Devletin malı, ümmetin emaneti
Ömer b. Abdülaziz resmî işlerde devlet malını kullanır, özel işlerinde ise şahsına ait malı kullanmaya dikkat ederdi. Yatsı namazını kıldırdıktan sonra Müslümanlarla ilgili işleri ve daha önce yapılmış olan haksızlıkların bertaraf edilip nerede olursa olsun her hak sahibine hakkının verilmesi hususunu yazmak için beytülmalden kendisine bir mum getirilmesini isterdi. Sabah olunca da yine oturur, haksızlıkların ortadan kaldırılması ve zekatların ehline dağıtılması işiyle meşgul olurdu.
Muhâcir b. Yezîd şunları aktarır:
“Onun mum yakarken şöyle davrandığını görürdüm: Kendi ailesi ve ihtiyacı için bir şey yazacağı zaman devlete ait mumun uzaklaştırılarak kendisine ait şahsî mumun getirilmesini emrederdi. Halifeyi kendi elbisesini yıkarken gördüm. O zaman bizim yanımıza çıkmazdı çünkü kendisinin başka elbisesi yoktu. Biz de bu durumu yadırgamazdık. Kendisinin iyice eskimiş bir evi vardı, biri kendisine evinin tamir edilmesi gerektiğini söyledi. Ömer ‘Ey Müzâhim! Onu bu haliyle bırakıp onunla ilgili olarak hiçbir şey yapmadan bu dünyadan çekip gitsek nasıl olur?’ dedi.”
Halife Ömer, kesin belge getirilemese de haksızlık konusunda en küçük delaleti yeterli görüyordu. İddia sahiplerinin iddialarını ispatlamaları hususunda zorluk çıkarmaz, birinin bir şekilde haksızlığa uğradığı biliniyorsa ona hakkını iade eder, buna bürokrasinin engel çıkarmasına izin vermezdi.

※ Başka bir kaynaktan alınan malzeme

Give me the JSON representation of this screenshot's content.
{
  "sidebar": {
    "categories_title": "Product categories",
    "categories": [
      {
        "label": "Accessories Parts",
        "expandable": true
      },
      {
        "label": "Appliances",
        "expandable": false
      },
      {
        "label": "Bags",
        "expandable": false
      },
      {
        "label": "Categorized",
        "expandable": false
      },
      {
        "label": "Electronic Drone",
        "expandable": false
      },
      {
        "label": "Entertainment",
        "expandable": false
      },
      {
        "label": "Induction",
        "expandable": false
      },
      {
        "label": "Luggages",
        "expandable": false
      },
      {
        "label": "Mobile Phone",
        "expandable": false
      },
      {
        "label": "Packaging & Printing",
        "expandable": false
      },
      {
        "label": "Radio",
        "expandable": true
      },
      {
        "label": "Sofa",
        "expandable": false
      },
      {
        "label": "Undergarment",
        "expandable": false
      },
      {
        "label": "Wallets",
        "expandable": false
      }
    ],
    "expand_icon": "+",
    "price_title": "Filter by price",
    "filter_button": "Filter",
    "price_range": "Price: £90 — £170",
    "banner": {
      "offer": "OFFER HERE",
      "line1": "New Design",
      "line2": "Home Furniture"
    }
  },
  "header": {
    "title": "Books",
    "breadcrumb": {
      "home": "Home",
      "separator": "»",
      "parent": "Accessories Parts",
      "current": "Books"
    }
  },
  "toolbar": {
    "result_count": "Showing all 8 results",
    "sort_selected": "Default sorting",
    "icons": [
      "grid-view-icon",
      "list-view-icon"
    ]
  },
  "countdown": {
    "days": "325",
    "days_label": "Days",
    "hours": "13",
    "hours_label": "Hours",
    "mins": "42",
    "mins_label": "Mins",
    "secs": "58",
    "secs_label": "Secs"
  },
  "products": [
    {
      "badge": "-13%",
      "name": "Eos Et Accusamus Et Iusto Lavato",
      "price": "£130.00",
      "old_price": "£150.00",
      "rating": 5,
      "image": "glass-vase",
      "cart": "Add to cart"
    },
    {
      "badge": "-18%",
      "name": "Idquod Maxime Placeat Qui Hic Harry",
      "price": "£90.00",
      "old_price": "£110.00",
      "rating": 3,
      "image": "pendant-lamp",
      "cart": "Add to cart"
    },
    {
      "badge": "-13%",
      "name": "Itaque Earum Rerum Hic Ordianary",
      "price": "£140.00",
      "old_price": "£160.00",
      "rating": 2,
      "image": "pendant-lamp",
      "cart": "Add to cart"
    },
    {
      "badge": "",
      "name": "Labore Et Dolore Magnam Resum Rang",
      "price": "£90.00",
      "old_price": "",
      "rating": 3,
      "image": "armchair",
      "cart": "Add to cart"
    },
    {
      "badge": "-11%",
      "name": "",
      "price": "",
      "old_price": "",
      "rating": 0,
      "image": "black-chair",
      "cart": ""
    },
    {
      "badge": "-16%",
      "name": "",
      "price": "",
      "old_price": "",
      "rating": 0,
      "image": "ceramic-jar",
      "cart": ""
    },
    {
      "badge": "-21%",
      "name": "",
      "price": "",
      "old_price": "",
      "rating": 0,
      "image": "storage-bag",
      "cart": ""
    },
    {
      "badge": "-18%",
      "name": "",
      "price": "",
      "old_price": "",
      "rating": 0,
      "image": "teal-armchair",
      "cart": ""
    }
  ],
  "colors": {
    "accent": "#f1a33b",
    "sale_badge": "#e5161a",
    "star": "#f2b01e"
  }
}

Valisi Ebû Bekir b. Muhammed b. Amr b. Hazm, Ömer b. Abdülaziz’in daha önce yapılan haksızlıkların giderilmesi suretiyle beytülmali temizlemesini istediği bir mektubunda şöyle yazdığını anlatır:
“İster Müslümana, ister zimmîye ait olsun, benden önce yapılmış olan bütün haksızlıkları araştır ve her hak sahibine hakkını iade et. Haksızlığa uğramış olan kişiler vefat etmişlerse onların haklarını varislerine ver.”
Haksızlık ve zulüm olarak nitelenebilecek davranışlardan kaçındığı gibi kendisinden bu anlama gelebilecek bir davranış sadır olduğunda ona itaat edilmemesini de açıkça ifade etmiştir. Mescitteki bir konuşmada, “Allah’a isyan olan bir konuda bize itaat etmek yoktur” demekten çekinmemiştir.
Okuduğu son hutbelerden birinde Allah’a hamd ve senadan sonra şöyle dediği rivayet edilir:
“Ey insanlar! Hangi görevlim haksızlık yapmışsa biliniz ki, bu konuda benim tarafımdan ona verilmiş bir izin yoktur. Allah’a yemin olsun ki, bu malı kendimden ve ailemden meneder, sonra size karşı da cimrilik yaparsam, işte o zaman gerçek cimri olmuş sayılırım. Allah’a yemin olsun ki, ben bir sünneti ihya etmezsem veya hakla beraber yürümezsem bir an bile yaşamak istemem.”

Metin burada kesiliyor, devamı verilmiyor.